O desfile de apoiantes foi evidente tanto em Lisboa como em Oeiras. Não é só isso que conta, mas também. “As eleições [também] não se ganham com sessões destas, que são boas, fazem bem ao coração”, diria Carlos Carreiras depois de ter atirado feio à forma de Rio fazer política através de “ataques pessoais” à “seriedade” dos companheiros de partido. As eleições ganham-se com a ida massiva às urnas. Mas aí, os dois estão de acordo: é preciso convencer os 9 mil militantes inscritos que não votaram na primeira volta a irem votar e, mais, é preciso convencer os que estiveram com Pinto Luz e que agora têm a oportunidade de votar noutro candidato.
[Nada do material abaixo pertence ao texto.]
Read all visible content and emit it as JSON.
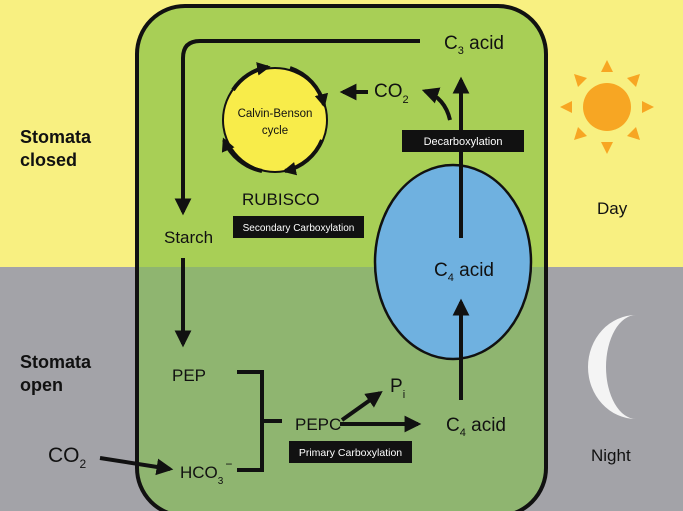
{
  "background": {
    "day_color": "#f8f081",
    "night_color": "#a3a3a8",
    "cell_day_color": "#a8cf56",
    "cell_night_color": "#8fb570",
    "cycle_color": "#f8ec4a",
    "vacuole_color": "#6fb1e0",
    "sun_color": "#f7a623"
  },
  "side_labels": {
    "day_stomata_line1": "Stomata",
    "day_stomata_line2": "closed",
    "night_stomata_line1": "Stomata",
    "night_stomata_line2": "open",
    "day": "Day",
    "night": "Night"
  },
  "molecules": {
    "c3_acid": {
      "sub": "3",
      "suffix": " acid"
    },
    "co2_top": {
      "base": "CO",
      "sub": "2"
    },
    "c4_acid_vacuole": {
      "sub": "4",
      "suffix": " acid"
    },
    "c4_acid_bottom": {
      "sub": "4",
      "suffix": " acid"
    },
    "starch": "Starch",
    "rubisco": "RUBISCO",
    "pep": "PEP",
    "pepc": "PEPC",
    "pi": {
      "base": "P",
      "sub": "i"
    },
    "co2_outside": {
      "base": "CO",
      "sub": "2"
    },
    "hco3": {
      "base": "HCO",
      "sub": "3",
      "sup": "−"
    }
  },
  "cycle": {
    "line1": "Calvin-Benson",
    "line2": "cycle"
  },
  "boxes": {
    "decarboxylation": "Decarboxylation",
    "secondary_carboxylation": "Secondary Carboxylation",
    "primary_carboxylation": "Primary Carboxylation"
  },
  "icons": {
    "sun": "sun-icon",
    "moon": "crescent-moon-icon"
  }
}
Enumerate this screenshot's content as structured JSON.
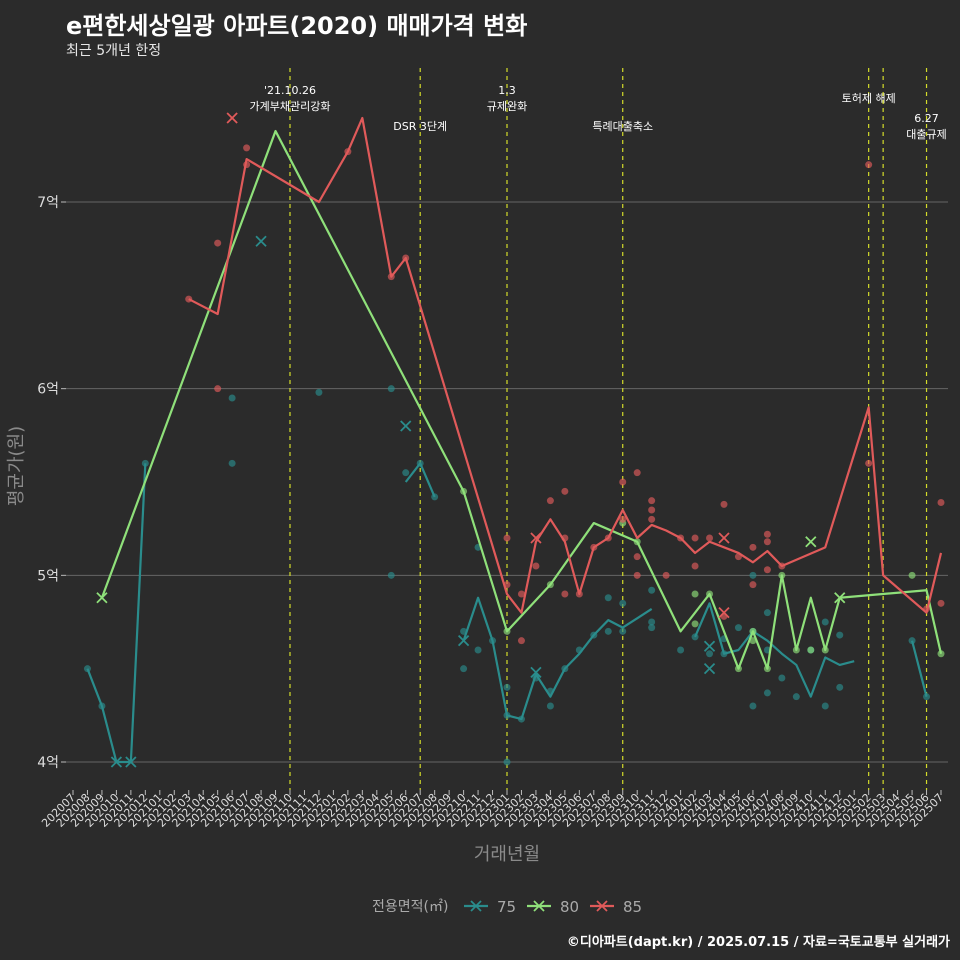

O apelo é igualzinho. Senão vejamos. “É preciso saírem de casa e irem votar, é preciso falar aos amigos, é preciso convencer os militantes que não foram votar ou que votaram no candidato que já não está na corrida”, disse Paulo Mota Pinto em nome de Rui Rio. Duas horas depois, era o próprio Montenegro quem repetia o mesmo apelo: “Faço um apelo muito grande aos 9 mil militantes do PSD que pagaram as suas quotas e que não foram votar, peço a todos que participem e peço que ajudem os outros a participar também”. Já desabafava o militante à entrada para o evento de Luís Montenegro: “Pois, é que houve 9 mil que não votaram…”. E se forem votar no próximo sábado?